Abstract: OBJECTIVE: To investigate the regulation of estrogen-converting enzymes in human ectopic endometrial tissue. DESIGN: Animal study. SETTING: Academic medical center. ANIMAL(S): Sixty female nude mice with implanted human endometrial tissue. PATIENT(S): Twenty-two premenopausal women undergoing endometrial biopsy or hysterectomy. INTERVENTION(S): Human endometrial tissue was implanted into the peritoneal cavity of nude mice, and the effect of therapeutic drugs on transcription of steroid receptors and estrogen-converting enzymes was analyzed. MAIN OUTCOME MEASURE(S): Transcript levels of steroid hormone receptors, 17beta-hydroxysteroid dehydrogenase type 1 and 2, aromatase, and steroid sulfatase as well as proliferation rate were analyzed in the human ectopic endometrial tissue. RESULT(S): Steroid receptors and estrogen-converting enzymes were expressed in the ectopic human endometrial fragments. Application of medroxyprogesterone acetate, dydrogesterone, danazol, and the aromatase inhibitor finrozole significantly inhibited aromatase transcription. In addition, danazol caused a significant decrease in transcription of steroid sulfatase, and finrozole, of 17beta-hydroxysteroid dehydrogenase type 1 in parallel to a decrease in proliferation rate in the ectopic human endometrial tissue. CONCLUSION(S): Pharmacological regulation of transcription of estrogen-converting enzymes in human endometrium cultured in nude mice may help to develop new therapeutic concepts based on local regulation of estrogen metabolism in endometriosis.

7 Article [Value of pelvic MRI in the preoperative diagnosis of endometriosis] 2004

Hauth EA, Antoch G, Ruehm SG, Böing C, Kimmig R, Forsting M. · Institut für Diagnostische und Interventionelle Radiologie, Universitätsklinikum Essen. · Rofo. · Pubmed #15346261 No free full text.

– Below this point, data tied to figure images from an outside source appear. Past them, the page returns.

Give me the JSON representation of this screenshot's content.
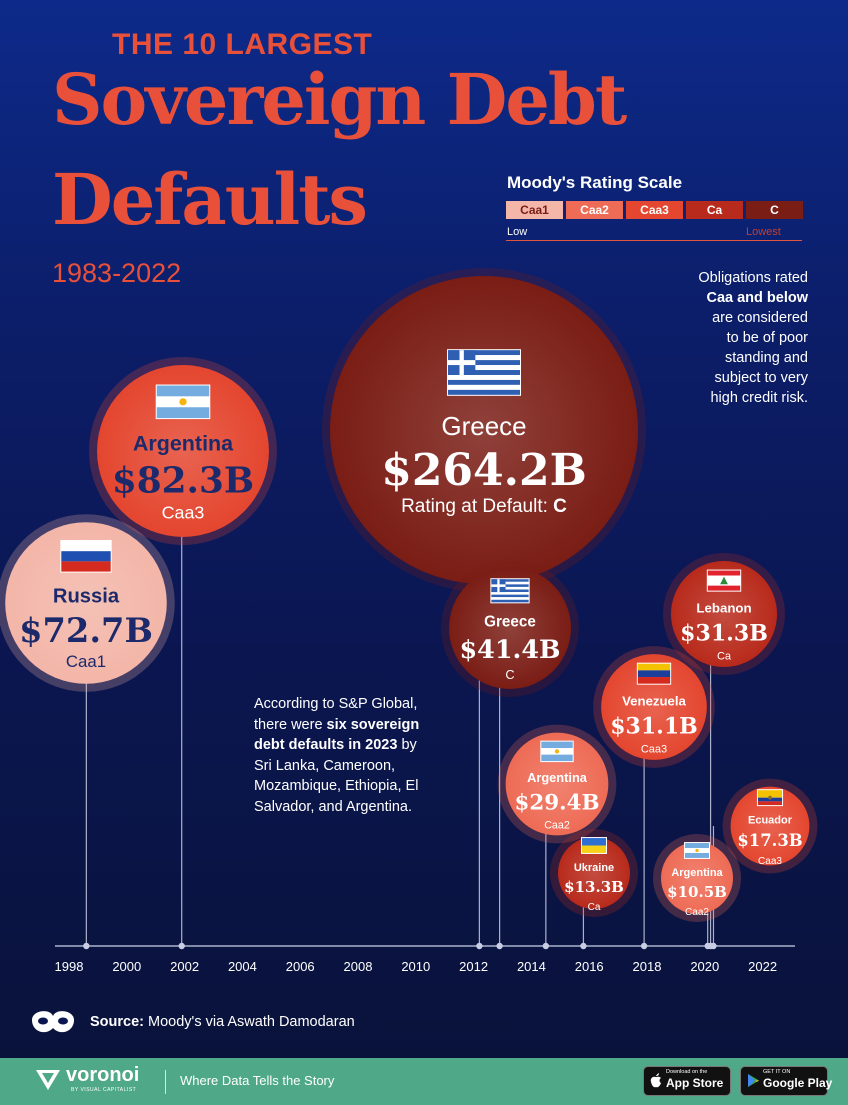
{
  "header": {
    "kicker": "THE 10 LARGEST",
    "title_line1": "Sovereign Debt",
    "title_line2": "Defaults",
    "date_range": "1983-2022"
  },
  "rating_scale": {
    "title": "Moody's Rating Scale",
    "ratings": [
      "Caa1",
      "Caa2",
      "Caa3",
      "Ca",
      "C"
    ],
    "low_label": "Low",
    "lowest_label": "Lowest"
  },
  "colors": {
    "background": "#0c1e6a",
    "accent": "#e8503a",
    "Caa1": "#f3b6a8",
    "Caa2": "#ee6b55",
    "Caa3": "#e4462f",
    "Ca": "#b82a1b",
    "C": "#7a1d15",
    "axis": "#ccd2ea",
    "footer": "#4fa989"
  },
  "notes": {
    "right": [
      "Obligations rated",
      "Caa and below",
      "are considered",
      "to be of poor",
      "standing and",
      "subject to very",
      "high credit risk."
    ],
    "left_part1": "According to S&P Global, there were ",
    "left_bold": "six sovereign debt defaults in 2023",
    "left_part2": " by Sri Lanka, Cameroon, Mozambique, Ethiopia, El Salvador, and Argentina."
  },
  "chart_data": {
    "type": "scatter",
    "title": "The 10 Largest Sovereign Debt Defaults",
    "subtitle": "1983-2022",
    "x_axis": {
      "ticks": [
        "1998",
        "2000",
        "2002",
        "2004",
        "2006",
        "2008",
        "2010",
        "2012",
        "2014",
        "2016",
        "2018",
        "2020",
        "2022"
      ],
      "range": [
        1997,
        2023
      ]
    },
    "points": [
      {
        "country": "Greece",
        "year": 2012.2,
        "value_label": "$264.2B",
        "value": 264.2,
        "rating": "C",
        "rating_text": "Rating at Default:",
        "flag": "greece"
      },
      {
        "country": "Argentina",
        "year": 2001.9,
        "value_label": "$82.3B",
        "value": 82.3,
        "rating": "Caa3",
        "flag": "argentina"
      },
      {
        "country": "Russia",
        "year": 1998.6,
        "value_label": "$72.7B",
        "value": 72.7,
        "rating": "Caa1",
        "flag": "russia"
      },
      {
        "country": "Greece",
        "year": 2012.9,
        "value_label": "$41.4B",
        "value": 41.4,
        "rating": "C",
        "flag": "greece"
      },
      {
        "country": "Lebanon",
        "year": 2020.2,
        "value_label": "$31.3B",
        "value": 31.3,
        "rating": "Ca",
        "flag": "lebanon"
      },
      {
        "country": "Venezuela",
        "year": 2017.9,
        "value_label": "$31.1B",
        "value": 31.1,
        "rating": "Caa3",
        "flag": "venezuela"
      },
      {
        "country": "Argentina",
        "year": 2014.5,
        "value_label": "$29.4B",
        "value": 29.4,
        "rating": "Caa2",
        "flag": "argentina"
      },
      {
        "country": "Ecuador",
        "year": 2020.3,
        "value_label": "$17.3B",
        "value": 17.3,
        "rating": "Caa3",
        "flag": "ecuador"
      },
      {
        "country": "Ukraine",
        "year": 2015.8,
        "value_label": "$13.3B",
        "value": 13.3,
        "rating": "Ca",
        "flag": "ukraine"
      },
      {
        "country": "Argentina",
        "year": 2020.1,
        "value_label": "$10.5B",
        "value": 10.5,
        "rating": "Caa2",
        "flag": "argentina"
      }
    ],
    "size_encoding": "bubble area proportional to debt (USD billions)",
    "color_encoding": "Moody's rating at default"
  },
  "source": {
    "label": "Source:",
    "text": "Moody's via Aswath Damodaran"
  },
  "footer": {
    "brand": "voronoi",
    "brand_sub": "BY VISUAL CAPITALIST",
    "tagline": "Where Data Tells the Story",
    "app_store_small": "Download on the",
    "app_store": "App Store",
    "google_play_small": "GET IT ON",
    "google_play": "Google Play"
  }
}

Abstract: PURPOSE: To determine the value of magnetic resonance imaging (MRI) of the pelvis in the preoperative diagnosis of endometriosis. MATERIALS AND METHODS: Over a period of 8 months, preoperative MRI of the pelvis were obtained in 13 patients with suspected endometriosis (mean patient age 34.6 years; range 25 - 47 years). RESULTS: In 9 of 13 patients (69 %), the diagnosis of endometriosis was made by MRI and confirmed by laparoscopy in 8 cases. In 2 of 13 patients, endometriotic lesions were detectable by laparoscopy only. In the remaining 2 patients, no endometriosis was visible on MRI or by laparoscopy. MRI was able to visualize a total of 19 endometriotic lesions, with 14 (74 %) confirmed by histopathologic examination following laparoscopy. Five of these 19 lesions (26 %) visible on MRI were not seen by laparoscopy. Using laparoscopy and subsequent histopathologic examination, 27 endometriotic lesions were diagnosed, with 13 (48 %) not seen on the preoperative MRI. CONCLUSION: MRI and laparoscopy are complementary diagnostic tools that will best document the full extent of endometriosis when combined. MRI can visualize additional lesions inaccessible to laparoscopy. Thus, MRI of the pelvis should used preoperatively for surgical treatment planning.